Although I dont publish on medium anymore. I reposted on my blog at https://jeffreystone.net/2020/04/17/swapping-out-duckdns-for-cloudflare/ and updated it since I am now using hassio…er Home Assistant. The update only really changes where the certs go, but I have been using cloudflare for a while. It works great!

Do you have you hassio at 8123 locally and do port forwarding 443->8123?

My setup is exactly as yours but I still get error 525 and this in the log:

Traceback (most recent call last):
  File "/usr/local/lib/python3.7/site-packages/aiohttp/web_protocol.py", line 275, in data_received
    messages, upgraded, tail = self._request_parser.feed_data(data)
  File "aiohttp\_http_parser.pyx", line 523, in aiohttp._http_parser.HttpParser.feed_data
aiohttp.http_exceptions.BadStatusLine: invalid HTTP method

I solved by using NGINX Home Assistant SSL proxy Add-on

I’m port forwarding to 443 to 8123. I can access locally using the https://internal_ip:8123 and still get to it if I ignore the cert complaints from the browser.

Thanks netizen24601, I got it working without proxy using:

http:
  base_url: https://ha.domain.com:8123
  ssl_certificate: /ssl/fullchain.pem
  ssl_key: /ssl/privkey.pem

And port forwarding from one of the allowed ports to 8123.

Now my question is how to get ip_ban option working again?
It’s probably possible with a combination of the http options defining the Cloudflare IPs but I’m worried to do more damage than good.

This is my best guess is:

  use_x_forwarded_for: true
  trusted_proxies: !secret cf_trusted
  ip_ban_enabled: true
  login_attempts_threshold: 3

If you are trying to do the same, only get you cf_trusted from the official source(!)

But I don’t know how to test that yet :upside_down_face:

1 Like

Excellent!
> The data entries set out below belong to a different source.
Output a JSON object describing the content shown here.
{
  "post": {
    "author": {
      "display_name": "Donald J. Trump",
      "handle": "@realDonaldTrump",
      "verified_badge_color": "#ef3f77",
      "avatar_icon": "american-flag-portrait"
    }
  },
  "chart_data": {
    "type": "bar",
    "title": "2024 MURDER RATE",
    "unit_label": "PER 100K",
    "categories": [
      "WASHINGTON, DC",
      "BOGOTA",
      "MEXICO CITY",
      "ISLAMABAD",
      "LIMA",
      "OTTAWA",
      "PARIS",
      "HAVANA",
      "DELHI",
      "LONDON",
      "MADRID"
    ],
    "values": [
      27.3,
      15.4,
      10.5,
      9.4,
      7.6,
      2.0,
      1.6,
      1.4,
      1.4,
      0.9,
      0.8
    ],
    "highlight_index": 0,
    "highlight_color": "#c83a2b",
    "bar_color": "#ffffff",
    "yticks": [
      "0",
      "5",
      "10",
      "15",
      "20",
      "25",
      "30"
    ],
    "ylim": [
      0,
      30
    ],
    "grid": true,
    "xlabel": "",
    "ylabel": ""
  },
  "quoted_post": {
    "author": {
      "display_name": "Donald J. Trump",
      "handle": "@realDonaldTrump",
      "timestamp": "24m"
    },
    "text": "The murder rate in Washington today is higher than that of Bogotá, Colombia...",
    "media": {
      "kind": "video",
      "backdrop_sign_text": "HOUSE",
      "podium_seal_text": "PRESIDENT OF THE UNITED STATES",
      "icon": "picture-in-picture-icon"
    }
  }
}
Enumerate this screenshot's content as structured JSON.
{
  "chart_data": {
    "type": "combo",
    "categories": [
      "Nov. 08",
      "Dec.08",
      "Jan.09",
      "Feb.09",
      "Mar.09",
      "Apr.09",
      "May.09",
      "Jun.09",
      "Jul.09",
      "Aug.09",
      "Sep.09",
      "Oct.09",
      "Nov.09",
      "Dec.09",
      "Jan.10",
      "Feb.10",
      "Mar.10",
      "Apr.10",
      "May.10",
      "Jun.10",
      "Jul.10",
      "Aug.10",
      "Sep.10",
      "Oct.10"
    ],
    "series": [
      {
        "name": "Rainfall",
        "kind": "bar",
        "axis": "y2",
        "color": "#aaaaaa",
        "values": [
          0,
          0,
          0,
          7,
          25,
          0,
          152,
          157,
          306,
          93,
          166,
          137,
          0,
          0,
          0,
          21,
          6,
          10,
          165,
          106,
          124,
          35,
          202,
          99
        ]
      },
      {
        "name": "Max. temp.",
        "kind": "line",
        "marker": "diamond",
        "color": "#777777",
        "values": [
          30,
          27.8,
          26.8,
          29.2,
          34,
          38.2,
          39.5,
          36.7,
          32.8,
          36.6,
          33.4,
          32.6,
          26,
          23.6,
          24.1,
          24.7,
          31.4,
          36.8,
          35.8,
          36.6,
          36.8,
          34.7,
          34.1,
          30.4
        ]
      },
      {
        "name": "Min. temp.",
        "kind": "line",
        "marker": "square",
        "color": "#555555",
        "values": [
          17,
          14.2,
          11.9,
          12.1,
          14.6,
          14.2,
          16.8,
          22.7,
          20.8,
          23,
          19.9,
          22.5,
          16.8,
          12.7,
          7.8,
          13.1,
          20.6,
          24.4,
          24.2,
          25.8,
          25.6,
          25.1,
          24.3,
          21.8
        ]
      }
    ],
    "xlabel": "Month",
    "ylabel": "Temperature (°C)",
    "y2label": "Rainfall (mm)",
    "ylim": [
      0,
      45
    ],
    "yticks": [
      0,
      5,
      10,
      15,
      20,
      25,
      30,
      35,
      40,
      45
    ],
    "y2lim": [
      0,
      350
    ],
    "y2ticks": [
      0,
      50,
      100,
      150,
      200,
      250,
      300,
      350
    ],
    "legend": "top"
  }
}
I had not turned back on the ip ban, but you just gave me the info to be able to do that.

I’m going back and updating my cloudflare doc to make sure that I include the http for base url and the router setup.

Does anyone has more than one site serving rather than just Home Assistant only?

I’m using NGINX but I got same from Cloudflare, Error 525 or 522. Cert is from Cloudflare located in /SSL.
When I add “http:” to my config the HA will not start.

if you use the addon for nginx then http wouldnt work… its either or… I believe

1 Like

Any chance you got this sorted out? My setup with Cloudflare makes the server really slow and usually responds with 522 after a 15s timeout.

Yes, it’s working now.
Make sure you read the documentation and have correct config. (nginx)
domain: URL without HTTPS

In the configuration for HomeAssistan go to General settings and add your URL with HTTPS.
Hope this helps.

no HTTP in the configuration.yaml, but if you have this it will not start at all. So I guess you do not have this.